Earthshoes were a shoe
style popular in the '70s. Earthshoes were distinguished by their lack of a
heel. When an earthshoe was on level ground, the front of the shoe was higher
than the rear of the shoe. The shoe was designed based on the theory that
lifting the toes above the heel was orthopedically correct for walking. Man
did not evolve walking on concrete or Mexican clay tile. Humans walked on
sand and soft earth in bare feet. In sand or soft earth, the heel of the foot
was naturally lower than the toes.
Earthshoes first appeared in Denmark
in 1957, designed by a yoga instructor named Anne Kalso. Back then they were
known as "Minus Heel Shoes" or "Negative Heel Shoes".
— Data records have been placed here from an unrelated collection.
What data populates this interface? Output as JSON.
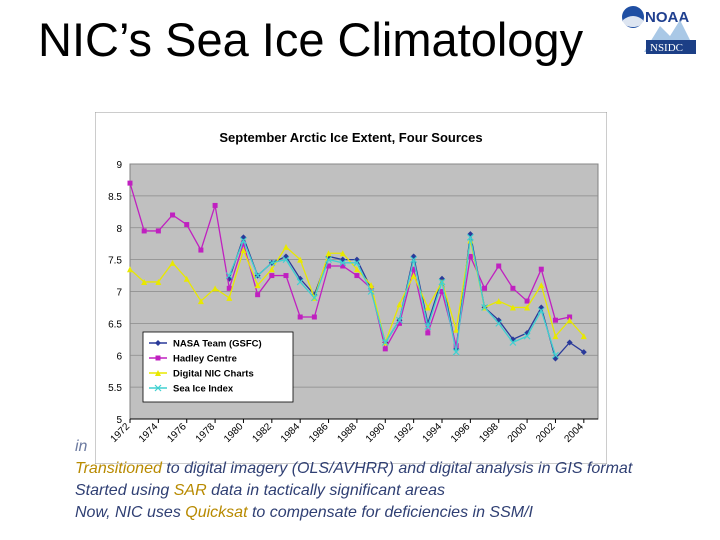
{
  "slide": {
    "title": "NIC’s Sea Ice Climatology",
    "logo_text": {
      "noaa": "NOAA",
      "nsidc": "NSIDC"
    },
    "bullets": [
      {
        "parts": [
          {
            "text": "in",
            "highlight": false
          }
        ]
      },
      {
        "parts": [
          {
            "text": "Transitioned",
            "highlight": true
          },
          {
            "text": " to digital imagery (OLS/AVHRR) and digital analysis in GIS format",
            "highlight": false
          }
        ]
      },
      {
        "parts": [
          {
            "text": "Started using ",
            "highlight": false
          },
          {
            "text": "SAR",
            "highlight": true
          },
          {
            "text": " data in tactically significant areas",
            "highlight": false
          }
        ]
      },
      {
        "parts": [
          {
            "text": "Now, NIC uses ",
            "highlight": false
          },
          {
            "text": "Quicksat",
            "highlight": true
          },
          {
            "text": " to compensate for deficiencies in SSM/I",
            "highlight": false
          }
        ]
      }
    ],
    "colors": {
      "bullet_text": "#2f3f73",
      "highlight": "#b88a00"
    }
  },
  "chart_data": {
    "type": "line",
    "title": "September Arctic Ice Extent, Four Sources",
    "xlabel": "",
    "ylabel": "",
    "ylim": [
      5,
      9
    ],
    "yticks": [
      "5",
      "5.5",
      "6",
      "6.5",
      "7",
      "7.5",
      "8",
      "8.5",
      "9"
    ],
    "xticks": [
      "1972",
      "1974",
      "1976",
      "1978",
      "1980",
      "1982",
      "1984",
      "1986",
      "1988",
      "1990",
      "1992",
      "1994",
      "1996",
      "1998",
      "2000",
      "2002",
      "2004"
    ],
    "grid": true,
    "legend_position": "bottom-left",
    "plot_background": "#c0c0c0",
    "series": [
      {
        "name": "NASA Team (GSFC)",
        "color": "#2a3a9a",
        "marker": "diamond",
        "x": [
          1979,
          1980,
          1981,
          1982,
          1983,
          1984,
          1985,
          1986,
          1987,
          1988,
          1989,
          1990,
          1991,
          1992,
          1993,
          1994,
          1995,
          1996,
          1997,
          1998,
          1999,
          2000,
          2001,
          2002,
          2003,
          2004
        ],
        "y": [
          7.2,
          7.85,
          7.25,
          7.45,
          7.55,
          7.2,
          6.95,
          7.55,
          7.5,
          7.5,
          7.05,
          6.2,
          6.55,
          7.55,
          6.5,
          7.2,
          6.1,
          7.9,
          6.75,
          6.55,
          6.25,
          6.35,
          6.75,
          5.95,
          6.2,
          6.05
        ]
      },
      {
        "name": "Hadley Centre",
        "color": "#c020c0",
        "marker": "square",
        "x": [
          1972,
          1973,
          1974,
          1975,
          1976,
          1977,
          1978,
          1979,
          1980,
          1981,
          1982,
          1983,
          1984,
          1985,
          1986,
          1987,
          1988,
          1989,
          1990,
          1991,
          1992,
          1993,
          1994,
          1995,
          1996,
          1997,
          1998,
          1999,
          2000,
          2001,
          2002,
          2003
        ],
        "y": [
          8.7,
          7.95,
          7.95,
          8.2,
          8.05,
          7.65,
          8.35,
          7.05,
          7.75,
          6.95,
          7.25,
          7.25,
          6.6,
          6.6,
          7.4,
          7.4,
          7.25,
          7.05,
          6.1,
          6.5,
          7.35,
          6.35,
          7.0,
          6.15,
          7.55,
          7.05,
          7.4,
          7.05,
          6.85,
          7.35,
          6.55,
          6.6
        ]
      },
      {
        "name": "Digital NIC Charts",
        "color": "#e8e800",
        "marker": "triangle",
        "x": [
          1972,
          1973,
          1974,
          1975,
          1976,
          1977,
          1978,
          1979,
          1980,
          1981,
          1982,
          1983,
          1984,
          1985,
          1986,
          1987,
          1988,
          1989,
          1990,
          1991,
          1992,
          1993,
          1994,
          1995,
          1996,
          1997,
          1998,
          1999,
          2000,
          2001,
          2002,
          2003,
          2004
        ],
        "y": [
          7.35,
          7.15,
          7.15,
          7.45,
          7.2,
          6.85,
          7.05,
          6.9,
          7.65,
          7.1,
          7.35,
          7.7,
          7.5,
          6.9,
          7.6,
          7.6,
          7.35,
          7.1,
          6.2,
          6.8,
          7.25,
          6.75,
          7.15,
          6.4,
          7.8,
          6.75,
          6.85,
          6.75,
          6.75,
          7.1,
          6.3,
          6.55,
          6.3
        ]
      },
      {
        "name": "Sea Ice Index",
        "color": "#40d0d0",
        "marker": "x",
        "x": [
          1979,
          1980,
          1981,
          1982,
          1983,
          1984,
          1985,
          1986,
          1987,
          1988,
          1989,
          1990,
          1991,
          1992,
          1993,
          1994,
          1995,
          1996,
          1997,
          1998,
          1999,
          2000,
          2001,
          2002
        ],
        "y": [
          7.25,
          7.8,
          7.25,
          7.45,
          7.5,
          7.15,
          6.9,
          7.5,
          7.45,
          7.45,
          7.0,
          6.2,
          6.55,
          7.5,
          6.45,
          7.15,
          6.05,
          7.85,
          6.75,
          6.5,
          6.2,
          6.3,
          6.7,
          6.0
        ]
      }
    ]
  }
}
Kalso believed her earthshoes not only returned man to his proper walking
orientation but helped invoke a feeling similar to that attained in the lotus
position. Feng shui for the feet, eh.
The name changed in 1970 when a shop opened in the USA
to sell them. The shop opened on the very first Earth Day so the owners
dubbed them "Earthshoes". Since only long haired hippies celebrated
Earth Day back then (as opposed to 50-year-old Saab-driving tenured liberal
arts college profs, as is the tradition today) the earthshoe/hippie
connection was instantly born.
While any shoe that lacked a heel could be considered an earthshoe, the clog
variant was the most popular form. Some fairly attractive shoes used the
negative heel arrangement but most people can only recall the vastly ugly
clogs their older sister and her stringy-haired Lori-Partridge-cookie-cutter
friends all used to wear while they smoked and talked about being married to
Peter Frampton one day.
The earthshoe crazy ended about 1976. The decline was set into motion when a
major supplier of the footwear, located in Oklahoma,
was wiped out by a tornado. The company called Shoe Works used to push the
shoes with large ads in Rolling Stone magazine.